If it is, the cow is slaughtered even though the conventional test suggests it is healthy. He is also looking at ways to prevent the spread of the disease by changing the conditions in which the cows are kept and measures to ensure mothers are not passing the disease to newborn calves.

Also joining the TB conference panel is Upper Bann MP David Simpson, a senior partner in a successful business in the agri-food sector which has been operating for more than 30 years.

It currently trades in Northern Ireland, Britain, the Republic of Ireland, the EU and Far East. He is the DUP Westminster spokesman on Business, Skills and Innovation; and Environment, Food and Rural Affairs, while he also sits on Westminster’s Environment, Food and Rural Affairs Committee.

Fraser Menzies, DAERA veterinary epidemiology unit

Fraser Menzies qualified as a veterinary surgeon in 1982 and spent five years in farm animal practice in Northern Ireland prior to joining the Scottish Agricultural College’s Veterinary Investigation Service after completion of an MSc.

He returned to Northern Ireland in 1990 to work as a veterinary epidemiologist at the then Veterinary Research Laboratories, Stormont.

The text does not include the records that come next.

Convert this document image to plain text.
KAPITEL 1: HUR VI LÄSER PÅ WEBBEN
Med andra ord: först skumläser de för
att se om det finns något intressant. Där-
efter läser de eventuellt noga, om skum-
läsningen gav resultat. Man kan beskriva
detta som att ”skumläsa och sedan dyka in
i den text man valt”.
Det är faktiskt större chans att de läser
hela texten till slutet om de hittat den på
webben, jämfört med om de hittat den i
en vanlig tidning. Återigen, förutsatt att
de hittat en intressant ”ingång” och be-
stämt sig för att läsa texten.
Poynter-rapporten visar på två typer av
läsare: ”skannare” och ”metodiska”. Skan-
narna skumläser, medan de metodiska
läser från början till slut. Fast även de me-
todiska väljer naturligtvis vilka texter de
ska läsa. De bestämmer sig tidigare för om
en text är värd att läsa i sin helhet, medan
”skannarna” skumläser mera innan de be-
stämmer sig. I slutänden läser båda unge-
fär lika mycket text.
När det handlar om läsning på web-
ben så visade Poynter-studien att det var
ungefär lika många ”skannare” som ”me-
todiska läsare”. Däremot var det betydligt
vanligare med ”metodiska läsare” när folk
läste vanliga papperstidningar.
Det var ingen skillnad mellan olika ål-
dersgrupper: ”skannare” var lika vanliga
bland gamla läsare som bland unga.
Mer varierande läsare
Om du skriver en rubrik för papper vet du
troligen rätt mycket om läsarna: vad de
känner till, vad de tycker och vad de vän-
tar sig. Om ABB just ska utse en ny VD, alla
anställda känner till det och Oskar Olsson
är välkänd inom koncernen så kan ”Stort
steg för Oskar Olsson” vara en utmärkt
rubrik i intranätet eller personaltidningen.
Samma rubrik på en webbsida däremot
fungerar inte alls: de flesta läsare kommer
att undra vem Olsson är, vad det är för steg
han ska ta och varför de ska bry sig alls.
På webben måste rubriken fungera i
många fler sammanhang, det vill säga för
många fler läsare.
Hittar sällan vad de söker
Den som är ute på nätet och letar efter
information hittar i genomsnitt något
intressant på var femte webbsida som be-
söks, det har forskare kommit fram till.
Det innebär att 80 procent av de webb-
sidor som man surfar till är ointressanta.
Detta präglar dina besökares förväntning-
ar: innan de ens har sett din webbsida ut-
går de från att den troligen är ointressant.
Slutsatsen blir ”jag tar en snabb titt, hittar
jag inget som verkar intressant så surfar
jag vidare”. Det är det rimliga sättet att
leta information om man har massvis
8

His interest in population medicine has led to work across many species and diseases, from farmed salmon to badgers and from campylobacter in poultry to bovine TB.

He obtained his PhD from Queen’s University, Belfast investigating some of the economically-important diseases of cattle – coliform mastitis and liver fluke.

Menzies joined DAERA’s veterinary epidemiology unit, which he currently manages, at its formation in 2003.

The bulk of the epidemiology unit’s work currently revolves around the epidemiology of bovine TB and evaluating the risk and mitigation measures from preventing exotic animal diseases entering Northern Ireland.